Sadio Mané overcame Mohammed Salah in the battle of Liverpool’s superstars to help Senegal to their first African Cup of Nations victory.
A penalty shoot-out decided the outcome after a goalless 120 minutes in Cameroon on a night of fluctuating and extreme emotion for the Anfield strikers.
For Mané – already a national hero – there was the ecstasy of converting the winning penalty to end his country’s excruciating wait to be African champions. His moment of glory came after he had earlier missed from the spot during normal time.
By contrast, Salah was left in tears after Egypt’s courageous efforts for an eighth th title went unrewarded. Chelsea’s Edouard Mendy also secured legendary status, his critical save from Mohanad Lasheen in the shoot-out allowing Mané to step forward and shoot his way into folklore.
The rivalry between Liverpool’s duo dominated the build-up to the final, and came to the fore within six minutes.
Senegal were awarded a penalty following Mohamed Abdelmoneim’s reckless challenge on Saliou Ciss. There were two minutes between the decision and Mane’s attempt. During the stoppage, Salah briefed his goalkeeper Gabaski about where his Kop team-mate would place it (below). The intervention worked, Mané blasting direct at the keeper.
Egypt’s game plan would have been ripped up had Mané scored.
Led by former Manchester United assistant manager, Carlos Quieroz, the Egyptians navigated their way through the tournament on the foundation of rugged and brave defence. It was the same template in the final, with Salah carrying all the forward threat with his lone solo runs and occasional attempts at the spectacular. The closest Salah came in normal time was when testing Mendy in the first half, but in truth he was short of attacking help.
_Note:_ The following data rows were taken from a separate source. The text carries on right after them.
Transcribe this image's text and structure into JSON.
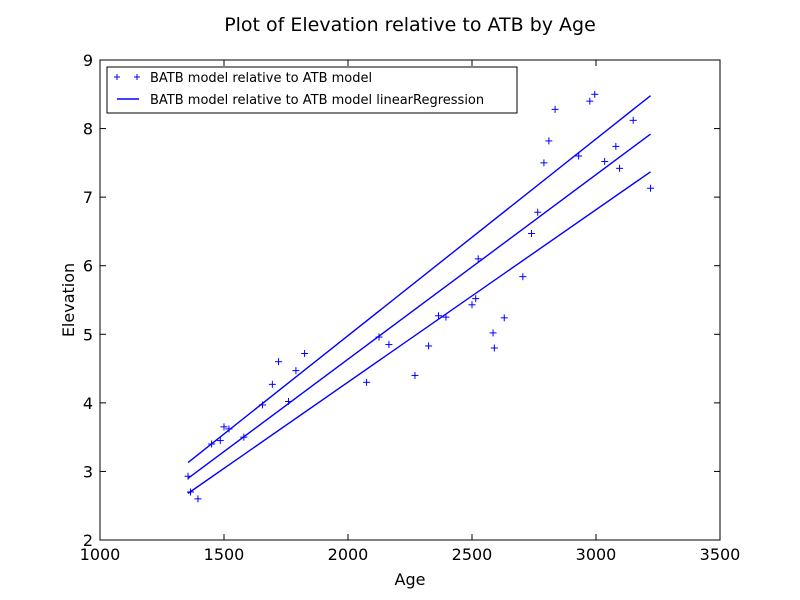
{
  "chart_data": {
    "type": "scatter",
    "title": "Plot of Elevation relative to ATB by Age",
    "xlabel": "Age",
    "ylabel": "Elevation",
    "xlim": [
      1000,
      3500
    ],
    "ylim": [
      2,
      9
    ],
    "xticks": [
      1000,
      1500,
      2000,
      2500,
      3000,
      3500
    ],
    "yticks": [
      2,
      3,
      4,
      5,
      6,
      7,
      8,
      9
    ],
    "grid": false,
    "legend_position": "top-left",
    "series": [
      {
        "name": "BATB model relative to ATB model",
        "kind": "scatter",
        "marker": "plus",
        "color": "#0000ff",
        "points": [
          [
            1355,
            2.93
          ],
          [
            1365,
            2.7
          ],
          [
            1395,
            2.6
          ],
          [
            1450,
            3.4
          ],
          [
            1485,
            3.45
          ],
          [
            1500,
            3.65
          ],
          [
            1520,
            3.62
          ],
          [
            1580,
            3.5
          ],
          [
            1655,
            3.97
          ],
          [
            1695,
            4.27
          ],
          [
            1720,
            4.6
          ],
          [
            1760,
            4.02
          ],
          [
            1790,
            4.47
          ],
          [
            1825,
            4.72
          ],
          [
            2075,
            4.3
          ],
          [
            2125,
            4.96
          ],
          [
            2165,
            4.85
          ],
          [
            2270,
            4.4
          ],
          [
            2325,
            4.83
          ],
          [
            2365,
            5.27
          ],
          [
            2395,
            5.25
          ],
          [
            2500,
            5.43
          ],
          [
            2515,
            5.52
          ],
          [
            2525,
            6.1
          ],
          [
            2585,
            5.02
          ],
          [
            2590,
            4.8
          ],
          [
            2630,
            5.24
          ],
          [
            2705,
            5.84
          ],
          [
            2740,
            6.47
          ],
          [
            2765,
            6.78
          ],
          [
            2790,
            7.5
          ],
          [
            2810,
            7.82
          ],
          [
            2835,
            8.28
          ],
          [
            2930,
            7.6
          ],
          [
            2975,
            8.4
          ],
          [
            2995,
            8.5
          ],
          [
            3035,
            7.52
          ],
          [
            3080,
            7.74
          ],
          [
            3095,
            7.42
          ],
          [
            3150,
            8.12
          ],
          [
            3220,
            7.13
          ]
        ]
      },
      {
        "name": "BATB model relative to ATB model linearRegression",
        "kind": "line",
        "color": "#0000ff",
        "lines": [
          {
            "x": [
              1355,
              3220
            ],
            "y": [
              3.13,
              8.48
            ]
          },
          {
            "x": [
              1355,
              3220
            ],
            "y": [
              2.9,
              7.92
            ]
          },
          {
            "x": [
              1355,
              3220
            ],
            "y": [
              2.68,
              7.37
            ]
          }
        ]
      }
    ]
  }
}
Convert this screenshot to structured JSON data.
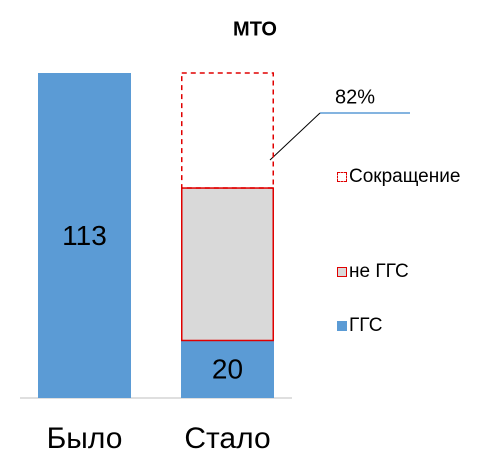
{
  "chart_data": {
    "type": "stacked_bar",
    "title": "МТО",
    "categories": [
      "Было",
      "Стало"
    ],
    "series": [
      {
        "name": "ГГС",
        "color": "#5b9bd5",
        "stroke": "#5b9bd5",
        "dashed": false,
        "values": [
          113,
          20
        ]
      },
      {
        "name": "не ГГС",
        "color": "#d9d9d9",
        "stroke": "#e00000",
        "dashed": false,
        "values": [
          null,
          53
        ]
      },
      {
        "name": "Сокращение",
        "color": "none",
        "stroke": "#e00000",
        "dashed": true,
        "values": [
          null,
          40
        ]
      }
    ],
    "value_labels_series": 0,
    "annotations": [
      {
        "text": "82%"
      }
    ],
    "legend": "right"
  }
}
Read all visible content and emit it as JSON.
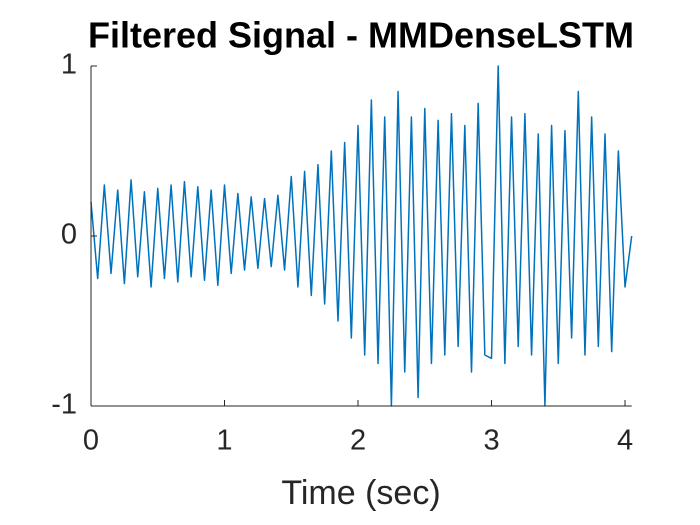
{
  "chart_data": {
    "type": "line",
    "title": "Filtered Signal - MMDenseLSTM",
    "xlabel": "Time (sec)",
    "x": [
      0,
      0.05,
      0.1,
      0.15,
      0.2,
      0.25,
      0.3,
      0.35,
      0.4,
      0.45,
      0.5,
      0.55,
      0.6,
      0.65,
      0.7,
      0.75,
      0.8,
      0.85,
      0.9,
      0.95,
      1.0,
      1.05,
      1.1,
      1.15,
      1.2,
      1.25,
      1.3,
      1.35,
      1.4,
      1.45,
      1.5,
      1.55,
      1.6,
      1.65,
      1.7,
      1.75,
      1.8,
      1.85,
      1.9,
      1.95,
      2.0,
      2.05,
      2.1,
      2.15,
      2.2,
      2.25,
      2.3,
      2.35,
      2.4,
      2.45,
      2.5,
      2.55,
      2.6,
      2.65,
      2.7,
      2.75,
      2.8,
      2.85,
      2.9,
      2.95,
      3.0,
      3.05,
      3.1,
      3.15,
      3.2,
      3.25,
      3.3,
      3.35,
      3.4,
      3.45,
      3.5,
      3.55,
      3.6,
      3.65,
      3.7,
      3.75,
      3.8,
      3.85,
      3.9,
      3.95,
      4.0,
      4.05
    ],
    "series": [
      {
        "color": "#0072bd",
        "values": [
          0.2,
          -0.25,
          0.3,
          -0.22,
          0.27,
          -0.28,
          0.33,
          -0.24,
          0.26,
          -0.3,
          0.28,
          -0.25,
          0.3,
          -0.27,
          0.32,
          -0.24,
          0.29,
          -0.26,
          0.27,
          -0.29,
          0.3,
          -0.22,
          0.25,
          -0.2,
          0.23,
          -0.19,
          0.22,
          -0.18,
          0.24,
          -0.2,
          0.35,
          -0.3,
          0.38,
          -0.35,
          0.42,
          -0.4,
          0.5,
          -0.5,
          0.55,
          -0.6,
          0.65,
          -0.7,
          0.8,
          -0.75,
          0.7,
          -1.0,
          0.85,
          -0.8,
          0.7,
          -0.95,
          0.75,
          -0.75,
          0.68,
          -0.7,
          0.72,
          -0.65,
          0.65,
          -0.8,
          0.78,
          -0.7,
          -0.72,
          1.0,
          -0.75,
          0.7,
          -0.65,
          0.72,
          -0.7,
          0.6,
          -1.0,
          0.65,
          -0.75,
          0.62,
          -0.6,
          0.85,
          -0.7,
          0.7,
          -0.65,
          0.6,
          -0.68,
          0.5,
          -0.3,
          0.0
        ]
      }
    ],
    "xlim": [
      0,
      4.05
    ],
    "ylim": [
      -1,
      1
    ],
    "xticks": [
      0,
      1,
      2,
      3,
      4
    ],
    "yticks": [
      -1,
      0,
      1
    ]
  }
}
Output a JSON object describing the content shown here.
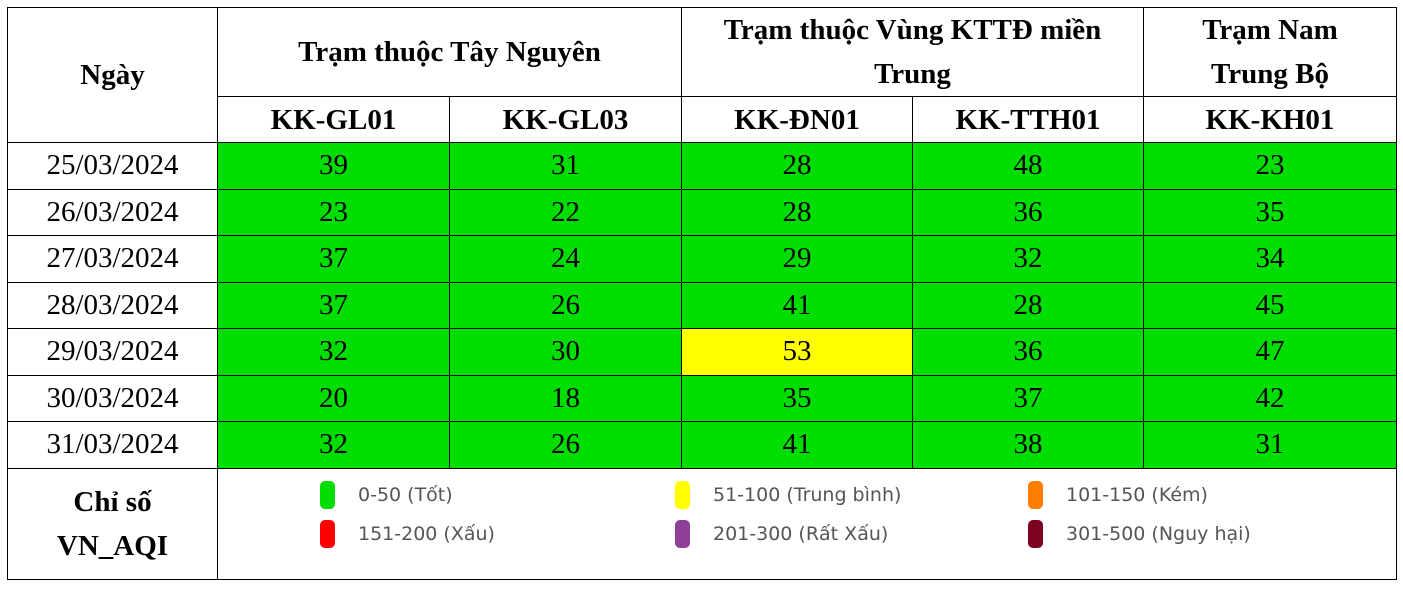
{
  "header": {
    "date_label": "Ngày",
    "groups": [
      {
        "label": "Trạm thuộc Tây Nguyên",
        "span": 2
      },
      {
        "label": "Trạm thuộc Vùng KTTĐ miền Trung",
        "span": 2
      },
      {
        "label": "Trạm Nam Trung Bộ",
        "span": 1
      }
    ],
    "stations": [
      "KK-GL01",
      "KK-GL03",
      "KK-ĐN01",
      "KK-TTH01",
      "KK-KH01"
    ]
  },
  "rows": [
    {
      "date": "25/03/2024",
      "values": [
        "39",
        "31",
        "28",
        "48",
        "23"
      ]
    },
    {
      "date": "26/03/2024",
      "values": [
        "23",
        "22",
        "28",
        "36",
        "35"
      ]
    },
    {
      "date": "27/03/2024",
      "values": [
        "37",
        "24",
        "29",
        "32",
        "34"
      ]
    },
    {
      "date": "28/03/2024",
      "values": [
        "37",
        "26",
        "41",
        "28",
        "45"
      ]
    },
    {
      "date": "29/03/2024",
      "values": [
        "32",
        "30",
        "53",
        "36",
        "47"
      ]
    },
    {
      "date": "30/03/2024",
      "values": [
        "20",
        "18",
        "35",
        "37",
        "42"
      ]
    },
    {
      "date": "31/03/2024",
      "values": [
        "32",
        "26",
        "41",
        "38",
        "31"
      ]
    }
  ],
  "legend": {
    "title_line1": "Chỉ số",
    "title_line2": "VN_AQI",
    "items": [
      {
        "label": "0-50 (Tốt)",
        "color": "#00dd00",
        "max": 50
      },
      {
        "label": "51-100 (Trung bình)",
        "color": "#ffff00",
        "max": 100
      },
      {
        "label": "101-150 (Kém)",
        "color": "#ff7e00",
        "max": 150
      },
      {
        "label": "151-200 (Xấu)",
        "color": "#ff0000",
        "max": 200
      },
      {
        "label": "201-300 (Rất Xấu)",
        "color": "#8f3f97",
        "max": 300
      },
      {
        "label": "301-500 (Nguy hại)",
        "color": "#7e0023",
        "max": 500
      }
    ]
  }
}
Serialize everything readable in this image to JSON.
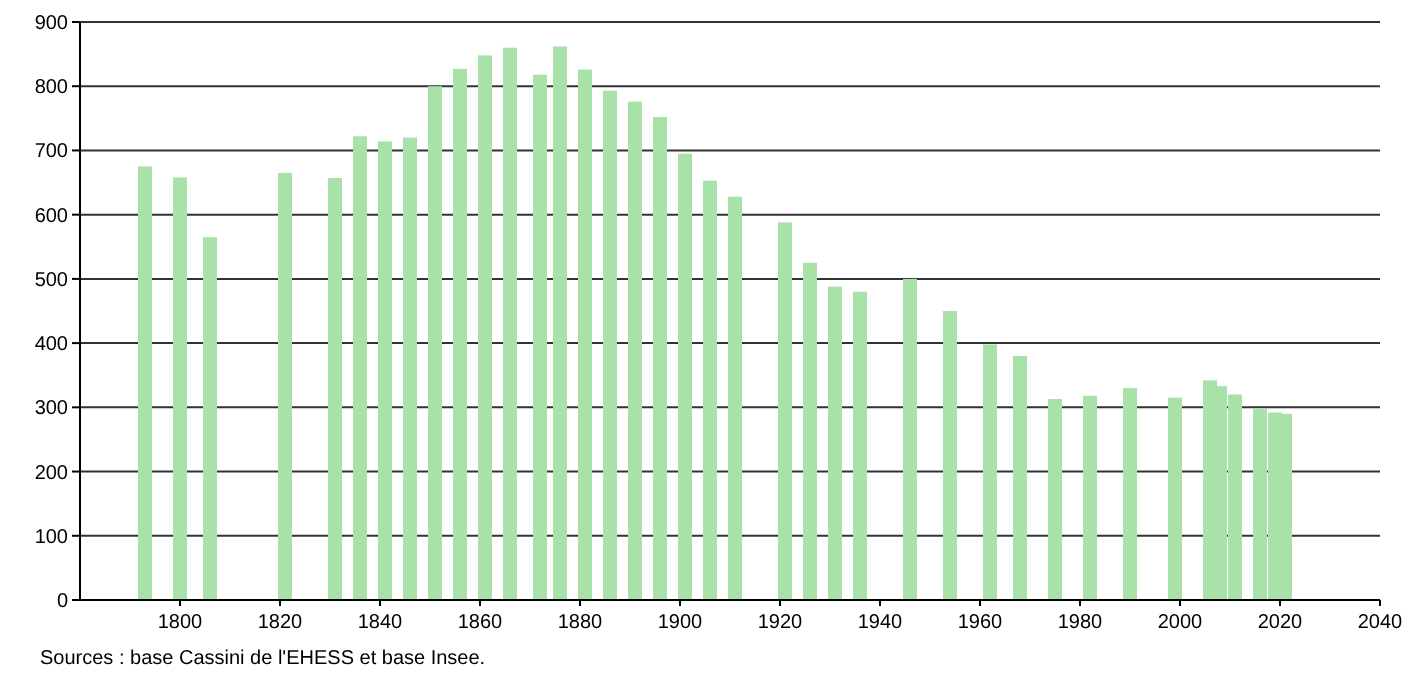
{
  "chart_data": {
    "type": "bar",
    "x": [
      1793,
      1800,
      1806,
      1821,
      1831,
      1836,
      1841,
      1846,
      1851,
      1856,
      1861,
      1866,
      1872,
      1876,
      1881,
      1886,
      1891,
      1896,
      1901,
      1906,
      1911,
      1921,
      1926,
      1931,
      1936,
      1946,
      1954,
      1962,
      1968,
      1975,
      1982,
      1990,
      1999,
      2006,
      2008,
      2011,
      2016,
      2019,
      2021
    ],
    "values": [
      675,
      658,
      565,
      665,
      657,
      722,
      714,
      720,
      800,
      827,
      848,
      860,
      818,
      862,
      826,
      793,
      776,
      752,
      695,
      653,
      628,
      588,
      525,
      488,
      480,
      500,
      450,
      398,
      380,
      313,
      318,
      330,
      315,
      342,
      333,
      320,
      298,
      292,
      290
    ],
    "color": "#a8e2a8",
    "xlim": [
      1780,
      2040
    ],
    "xticks": [
      1800,
      1820,
      1840,
      1860,
      1880,
      1900,
      1920,
      1940,
      1960,
      1980,
      2000,
      2020,
      2040
    ],
    "ylim": [
      0,
      900
    ],
    "yticks": [
      0,
      100,
      200,
      300,
      400,
      500,
      600,
      700,
      800,
      900
    ],
    "grid": "y",
    "annotations": [
      "Sources : base Cassini de l'EHESS et base Insee."
    ]
  }
}
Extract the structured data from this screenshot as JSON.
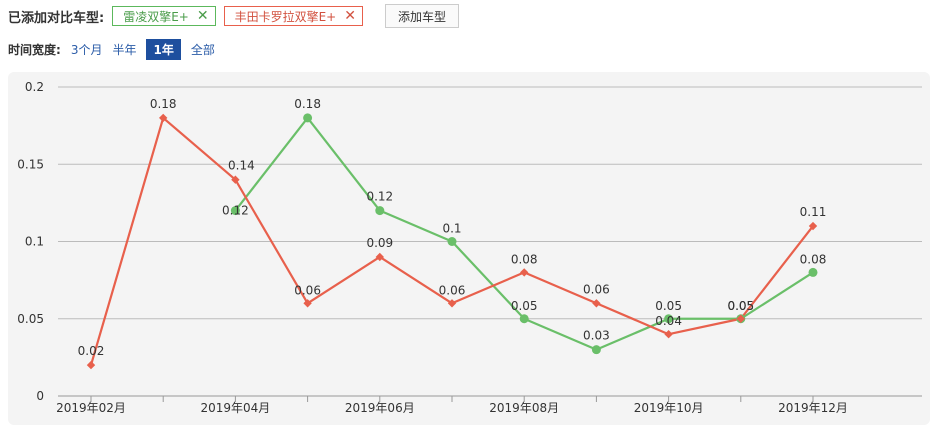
{
  "toolbar": {
    "added_label": "已添加对比车型:",
    "cars": [
      {
        "name": "雷凌双擎E+",
        "color": "#5cb85c"
      },
      {
        "name": "丰田卡罗拉双擎E+",
        "color": "#e8604c"
      }
    ],
    "add_button": "添加车型",
    "close_glyph": "✕"
  },
  "time_filter": {
    "label": "时间宽度:",
    "options": [
      "3个月",
      "半年",
      "1年",
      "全部"
    ],
    "selected": "1年"
  },
  "chart_data": {
    "type": "line",
    "x": [
      "2019-02",
      "2019-03",
      "2019-04",
      "2019-05",
      "2019-06",
      "2019-07",
      "2019-08",
      "2019-09",
      "2019-10",
      "2019-11",
      "2019-12"
    ],
    "xtick_labels": [
      "2019年02月",
      "2019年04月",
      "2019年06月",
      "2019年08月",
      "2019年10月",
      "2019年12月"
    ],
    "ylim": [
      0,
      0.2
    ],
    "yticks": [
      "0",
      "0.05",
      "0.1",
      "0.15",
      "0.2"
    ],
    "grid": true,
    "series": [
      {
        "name": "雷凌双擎E+",
        "color": "#6abf69",
        "marker": "circle",
        "values": [
          null,
          null,
          0.12,
          0.18,
          0.12,
          0.1,
          0.05,
          0.03,
          0.05,
          0.05,
          0.08
        ],
        "labels": [
          null,
          null,
          "0.12",
          "0.18",
          "0.12",
          "0.1",
          "0.05",
          "0.03",
          "0.05",
          "0.05",
          "0.08"
        ]
      },
      {
        "name": "丰田卡罗拉双擎E+",
        "color": "#e8604c",
        "marker": "diamond",
        "values": [
          0.02,
          0.18,
          0.14,
          0.06,
          0.09,
          0.06,
          0.08,
          0.06,
          0.04,
          0.05,
          0.11
        ],
        "labels": [
          "0.02",
          "0.18",
          "0.14",
          "0.06",
          "0.09",
          "0.06",
          "0.08",
          "0.06",
          "0.04",
          "0.05",
          "0.11"
        ]
      }
    ]
  }
}
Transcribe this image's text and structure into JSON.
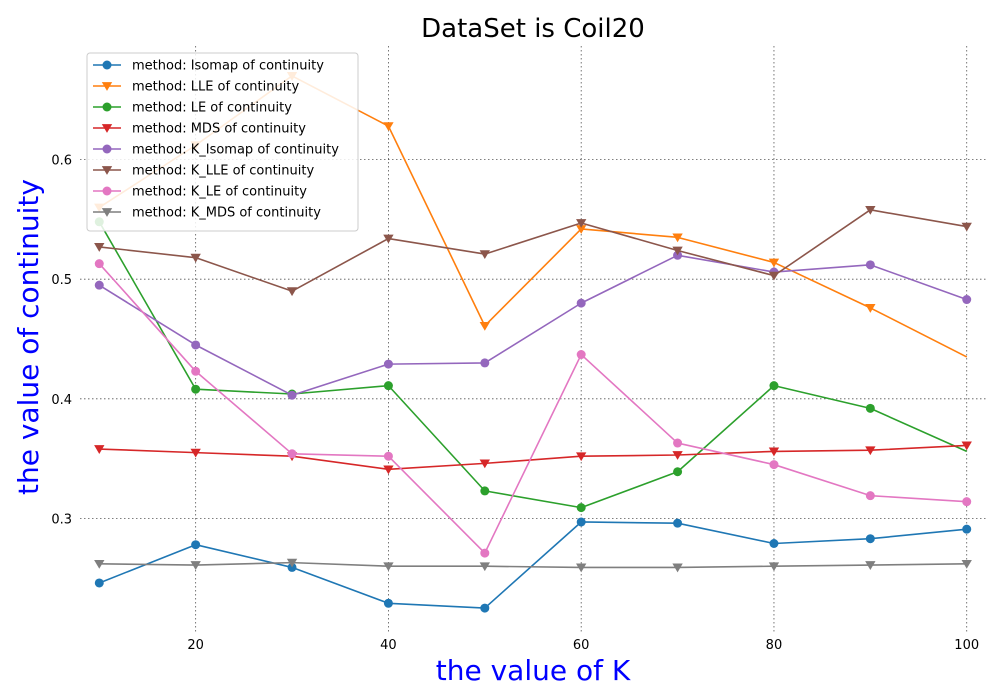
{
  "chart_data": {
    "type": "line",
    "title": "DataSet is Coil20",
    "xlabel": "the value of K",
    "ylabel": "the value of continuity",
    "xlim": [
      8,
      102
    ],
    "ylim": [
      0.205,
      0.695
    ],
    "xticks": [
      20,
      40,
      60,
      80,
      100
    ],
    "yticks": [
      0.3,
      0.4,
      0.5,
      0.6
    ],
    "xtick_labels": [
      "20",
      "40",
      "60",
      "80",
      "100"
    ],
    "ytick_labels": [
      "0.3",
      "0.4",
      "0.5",
      "0.6"
    ],
    "grid": true,
    "legend_position": "top-left",
    "x": [
      10,
      20,
      30,
      40,
      50,
      60,
      70,
      80,
      90,
      100
    ],
    "series": [
      {
        "name": "method: Isomap of continuity",
        "color": "#1f77b4",
        "marker": "circle",
        "values": [
          0.246,
          0.278,
          0.259,
          0.229,
          0.225,
          0.297,
          0.296,
          0.279,
          0.283,
          0.291
        ]
      },
      {
        "name": "method: LLE of continuity",
        "color": "#ff7f0e",
        "marker": "triangle-down",
        "values": [
          0.56,
          0.612,
          0.67,
          0.628,
          0.461,
          0.542,
          0.535,
          0.514,
          0.476,
          0.435
        ]
      },
      {
        "name": "method: LE of continuity",
        "color": "#2ca02c",
        "marker": "circle",
        "values": [
          0.548,
          0.408,
          0.404,
          0.411,
          0.323,
          0.309,
          0.339,
          0.411,
          0.392,
          0.356
        ]
      },
      {
        "name": "method: MDS of continuity",
        "color": "#d62728",
        "marker": "triangle-down",
        "values": [
          0.358,
          0.355,
          0.352,
          0.341,
          0.346,
          0.352,
          0.353,
          0.356,
          0.357,
          0.361
        ]
      },
      {
        "name": "method: K_Isomap of continuity",
        "color": "#9467bd",
        "marker": "circle",
        "values": [
          0.495,
          0.445,
          0.403,
          0.429,
          0.43,
          0.48,
          0.52,
          0.506,
          0.512,
          0.483
        ]
      },
      {
        "name": "method: K_LLE of continuity",
        "color": "#8c564b",
        "marker": "triangle-down",
        "values": [
          0.527,
          0.518,
          0.49,
          0.534,
          0.521,
          0.547,
          0.524,
          0.503,
          0.558,
          0.544
        ]
      },
      {
        "name": "method: K_LE of continuity",
        "color": "#e377c2",
        "marker": "circle",
        "values": [
          0.513,
          0.423,
          0.354,
          0.352,
          0.271,
          0.437,
          0.363,
          0.345,
          0.319,
          0.314
        ]
      },
      {
        "name": "method: K_MDS of continuity",
        "color": "#7f7f7f",
        "marker": "triangle-down",
        "values": [
          0.262,
          0.261,
          0.263,
          0.26,
          0.26,
          0.259,
          0.259,
          0.26,
          0.261,
          0.262
        ]
      }
    ]
  }
}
Senegal played a more adventurous style but lacked the imagination to work clear chances. When they did find openings, Gabaski excelled. It felt like the outstanding Egyptian keeper was relishing the possibility of spot kicks.
That’s no surprise given Egypt had been the penalty masters defeating Ivory Coast and Cameroon earlier in the tournament.
Their luck ran out when it mattered. First Abdelmoneim struck the post, and although Senegal’s Bouna Sarr shot was also saved, Mendy facilitated Mané’s shot at redemption.
This time the Liverpool man took no chances, striking low and fiercely to Abdelmoneom’s right to spark joyous scenes in the stadium and his home country.
Over the course of the last month, Senegal were worthy victors – and there could be no more worthy matchwinner than then humble Mané, a superstar whose extraordinary deeds on the pitch have been matched by his philanthropy off it in helping and inspiring the people of Senegal.